It wasn’t enjoyable, but he made it through without reverting to any compulsive behavior.
But how many more times would he have to do it? Maybe ten times. Maybe a hundred. He would need to keep repeating the process until his brain could learn to cycle down from panic mode and treat the topic in a more reasonable manner. Yes, salvation is important. It’s the most important thing in life, ever. But it’s not something that should spin us into anxiety-driven spirals of insanity that make us unable to operate in daily life. The brain needs to reclassify these concerns, because that’s not how God works. That’s how a mental health disorder works.
How can we help our brain calm down?
By making peace with the possibility.
Getting Rid of Catastrophizing
One of OCD’s major cognitive distortions is catastrophizing. We think of a feared future possibility, and it all but actualizes in our minds. We think and think and think about coming disaster until it seems like it actually exists. But yet, we tell ourselves that we can’t bear it. That we’ll never be able to endure. That it’ll completely destroy us! No, no, no, we just won’t be able to stand it at all!
One of the doctors I worked with during my journey called this the dreaded disease of “I-can’t-stand-it-itis.”
It really is a mental disease to think that I can’t stand something. It’ll drive me to behave compulsively, because if I believe that I can’t stand encountering my fears, I’ll do anything to prevent them.

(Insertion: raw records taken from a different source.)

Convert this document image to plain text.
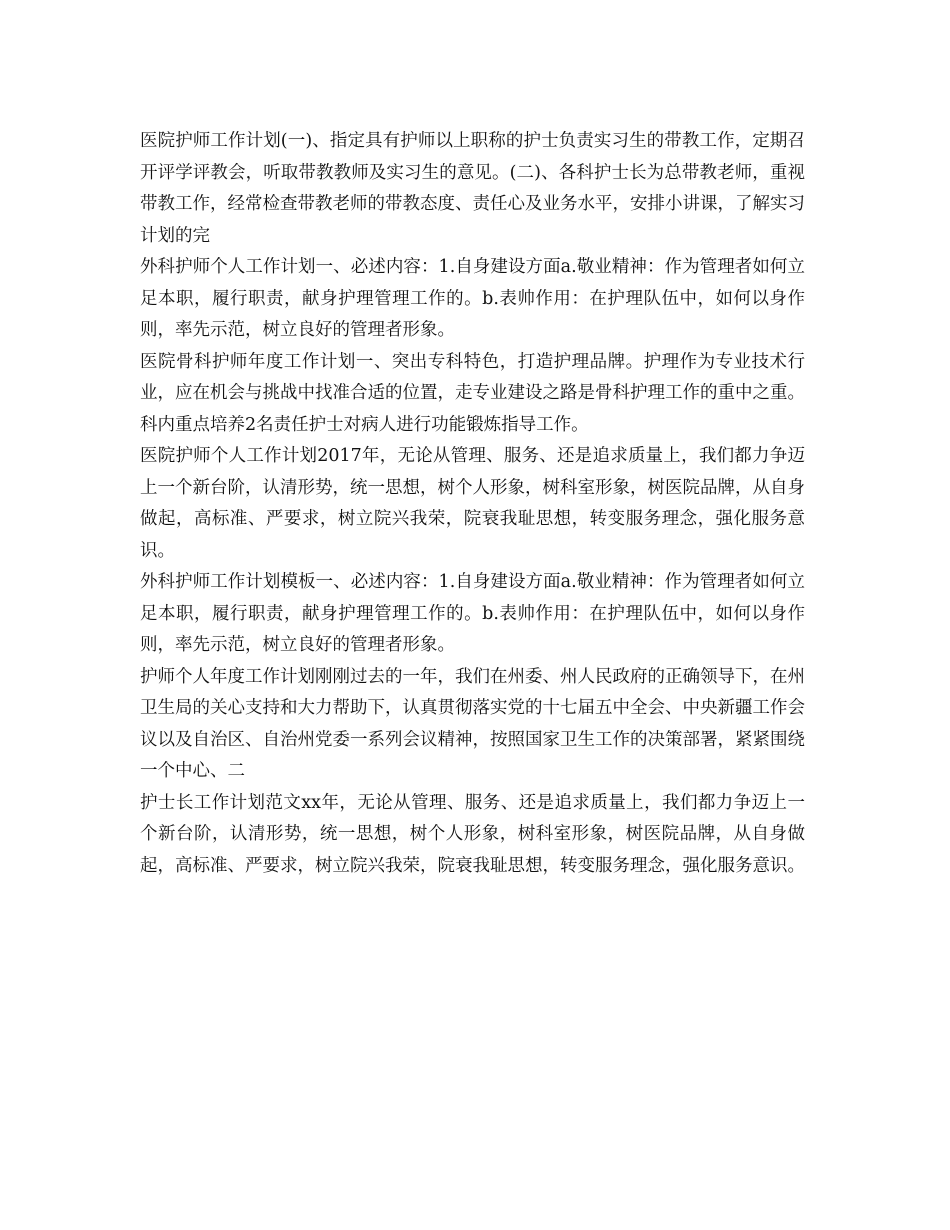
医院护师工作计划(一)、指定具有护师以上职称的护士负责实习生的带教工作，定期召开评学评教会，听取带教教师及实习生的意见。(二)、各科护士长为总带教老师，重视带教工作，经常检查带教老师的带教态度、责任心及业务水平，安排小讲课，了解实习计划的完

外科护师个人工作计划一、必述内容：1.自身建设方面a.敬业精神：作为管理者如何立足本职，履行职责，献身护理管理工作的。b.表帅作用：在护理队伍中，如何以身作则，率先示范，树立良好的管理者形象。

医院骨科护师年度工作计划一、突出专科特色，打造护理品牌。护理作为专业技术行业，应在机会与挑战中找准合适的位置，走专业建设之路是骨科护理工作的重中之重。科内重点培养2名责任护士对病人进行功能锻炼指导工作。

医院护师个人工作计划2017年，无论从管理、服务、还是追求质量上，我们都力争迈上一个新台阶，认清形势，统一思想，树个人形象，树科室形象，树医院品牌，从自身做起，高标准、严要求，树立院兴我荣，院衰我耻思想，转变服务理念，强化服务意识。

外科护师工作计划模板一、必述内容：1.自身建设方面a.敬业精神：作为管理者如何立足本职，履行职责，献身护理管理工作的。b.表帅作用：在护理队伍中，如何以身作则，率先示范，树立良好的管理者形象。

护师个人年度工作计划刚刚过去的一年，我们在州委、州人民政府的正确领导下，在州卫生局的关心支持和大力帮助下，认真贯彻落实党的十七届五中全会、中央新疆工作会议以及自治区、自治州党委一系列会议精神，按照国家卫生工作的决策部署，紧紧围绕一个中心、二

护士长工作计划范文xx年，无论从管理、服务、还是追求质量上，我们都力争迈上一个新台阶，认清形势，统一思想，树个人形象，树科室形象，树医院品牌，从自身做起，高标准、严要求，树立院兴我荣，院衰我耻思想，转变服务理念，强化服务意识。
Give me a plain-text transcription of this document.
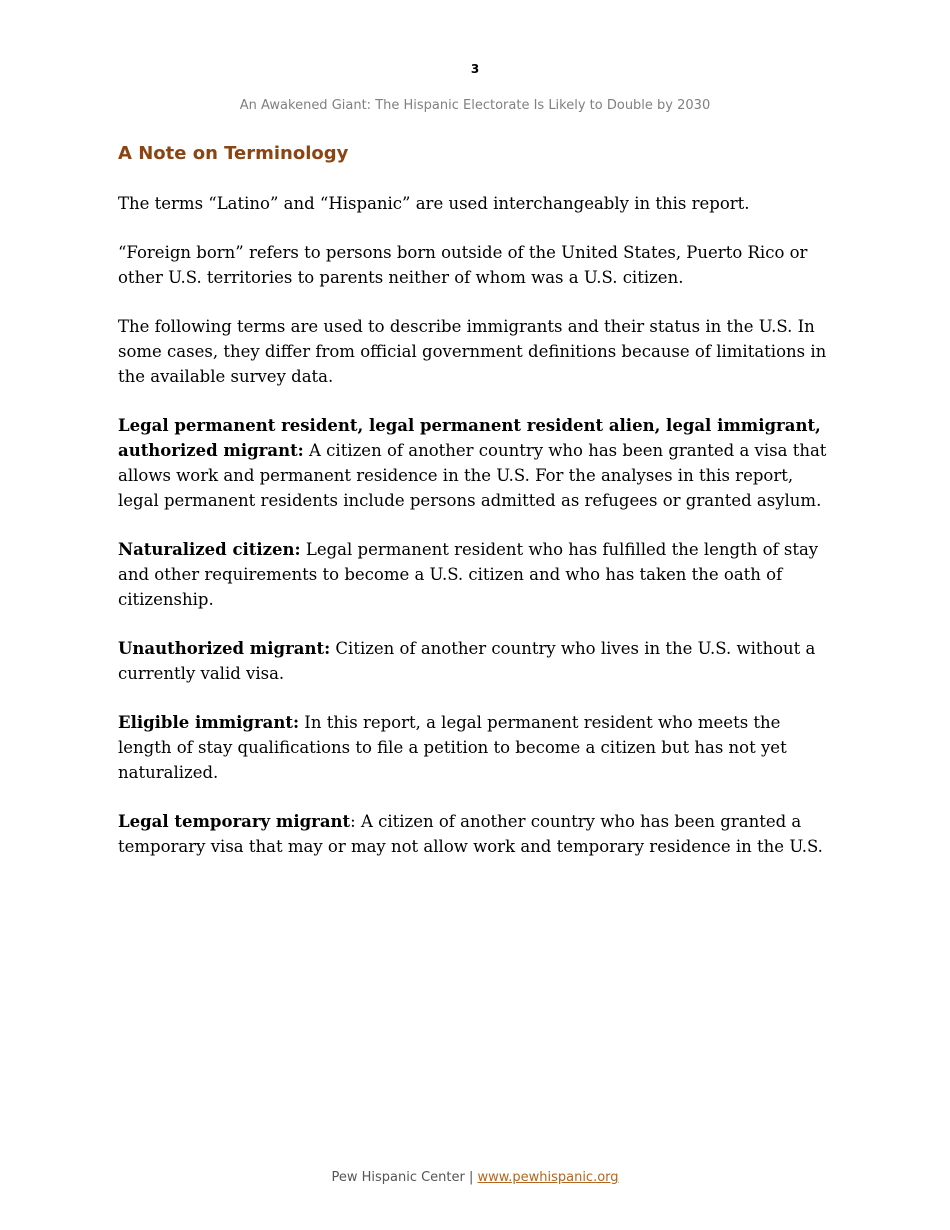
3
An Awakened Giant: The Hispanic Electorate Is Likely to Double by 2030
A Note on Terminology

The terms “Latino” and “Hispanic” are used interchangeably in this report.

“Foreign born” refers to persons born outside of the United States, Puerto Rico or other U.S. territories to parents neither of whom was a U.S. citizen.

The following terms are used to describe immigrants and their status in the U.S. In some cases, they differ from official government definitions because of limitations in the available survey data.

Legal permanent resident, legal permanent resident alien, legal immigrant, authorized migrant: A citizen of another country who has been granted a visa that allows work and permanent residence in the U.S. For the analyses in this report, legal permanent residents include persons admitted as refugees or granted asylum.

Naturalized citizen: Legal permanent resident who has fulfilled the length of stay and other requirements to become a U.S. citizen and who has taken the oath of citizenship.

Unauthorized migrant: Citizen of another country who lives in the U.S. without a currently valid visa.

Eligible immigrant: In this report, a legal permanent resident who meets the length of stay qualifications to file a petition to become a citizen but has not yet naturalized.

Legal temporary migrant: A citizen of another country who has been granted a temporary visa that may or may not allow work and temporary residence in the U.S.

Pew Hispanic Center | www.pewhispanic.org
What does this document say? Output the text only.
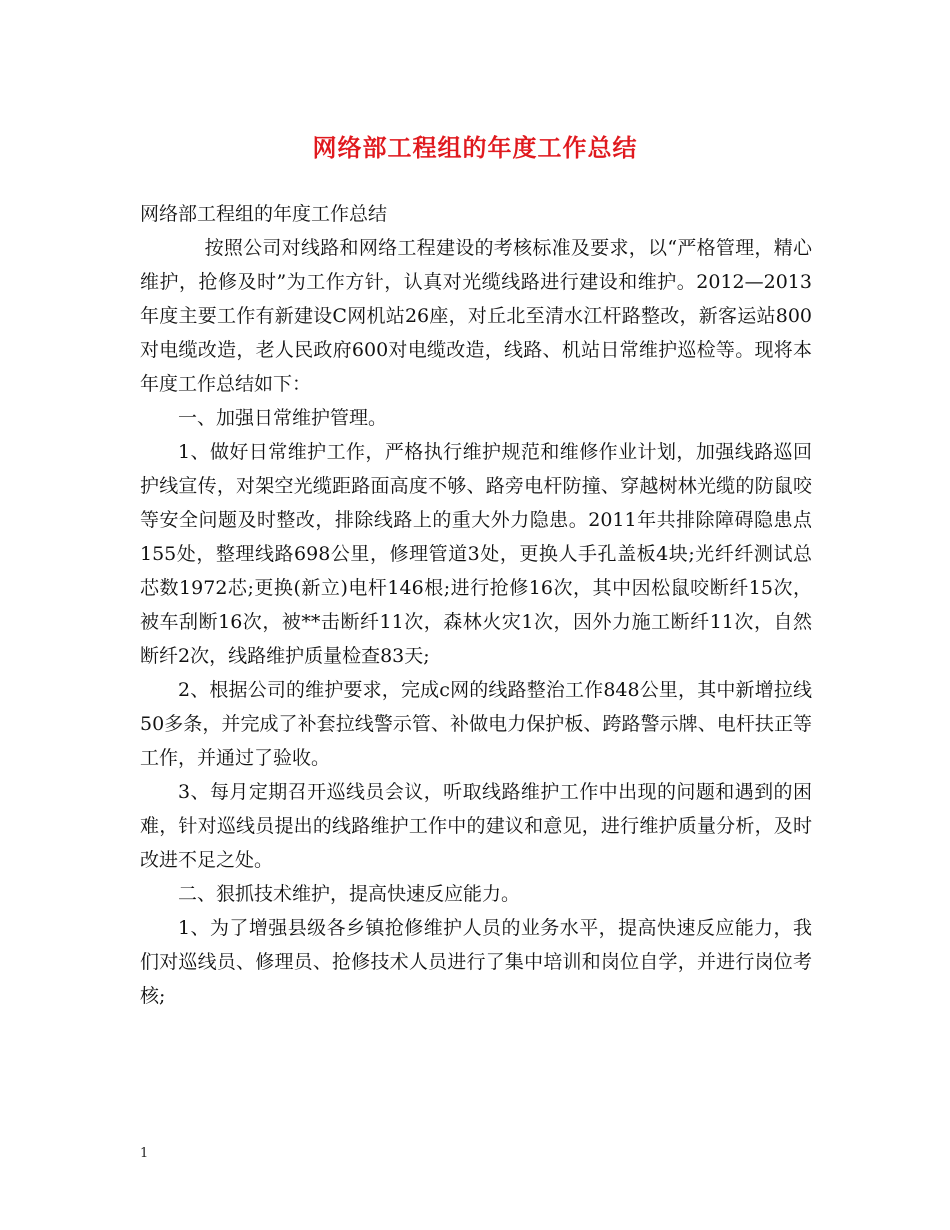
网络部工程组的年度工作总结

网络部工程组的年度工作总结

按照公司对线路和网络工程建设的考核标准及要求，以“严格管理，精心维护，抢修及时”为工作方针，认真对光缆线路进行建设和维护。2012—2013年度主要工作有新建设C网机站26座，对丘北至清水江杆路整改，新客运站800对电缆改造，老人民政府600对电缆改造，线路、机站日常维护巡检等。现将本年度工作总结如下：

一、加强日常维护管理。

1、做好日常维护工作，严格执行维护规范和维修作业计划，加强线路巡回护线宣传，对架空光缆距路面高度不够、路旁电杆防撞、穿越树林光缆的防鼠咬等安全问题及时整改，排除线路上的重大外力隐患。2011年共排除障碍隐患点155处，整理线路698公里，修理管道3处，更换人手孔盖板4块;光纤纤测试总芯数1972芯;更换(新立)电杆146根;进行抢修16次，其中因松鼠咬断纤15次，被车刮断16次，被**击断纤11次，森林火灾1次，因外力施工断纤11次，自然断纤2次，线路维护质量检查83天;

2、根据公司的维护要求，完成c网的线路整治工作848公里，其中新增拉线50多条，并完成了补套拉线警示管、补做电力保护板、跨路警示牌、电杆扶正等工作，并通过了验收。

3、每月定期召开巡线员会议，听取线路维护工作中出现的问题和遇到的困难，针对巡线员提出的线路维护工作中的建议和意见，进行维护质量分析，及时改进不足之处。

二、狠抓技术维护，提高快速反应能力。

1、为了增强县级各乡镇抢修维护人员的业务水平，提高快速反应能力，我们对巡线员、修理员、抢修技术人员进行了集中培训和岗位自学，并进行岗位考核;

1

The truth is that I CAN stand it. I can bear my fears. I can experience them and still be okay.
This is the core truth that will give us a successful journey with ERP for scrupulosity.

We have to make peace with any and all possibilities that are out there. Not that we are going to passively lie down and accept whatever comes to us, but that we’ll stop being controlled by that little voice that tells us we won’t be able to survive XYZ.
Some possibilities in life, naturally, will be more attractive than others. For example, winning a million-dollar house is a more attractive possibility than becoming homeless. But since I do not know the course that my life will take, I must admit it is completely plausible that I might win a house, and it is also plausible that misfortune might strike me hard and I could one day be homeless.
Let’s imagine I have an obsessive fear about homelessness.
I can make peace with this adverse possibility by telling myself that I CAN STAND being homeless.
I would hate it. It would be unpleasant. I would feel frightened and vulnerable every day. But I would make it through.
And little by little, as I make my peace with dreaded possibilities, they lose their power over me.
What to Do With Hell
So how do you do something like this with the idea of hell?
As in, being lost eternally with no hope of ever entering the Kingdom of God?
Well, we begin with the assumption that we can handle things. Even things we hate, things that disappoint us, things that are absolute tragedies in life. It’s not the end until it’s the end. So we’ll keep pushing, we’ll keep finding a way to make it. And even the end itself can finish with a burst of glory and color. We can inject meaning into even the most untimely death, the most tragic loss, the most disappointing crisis.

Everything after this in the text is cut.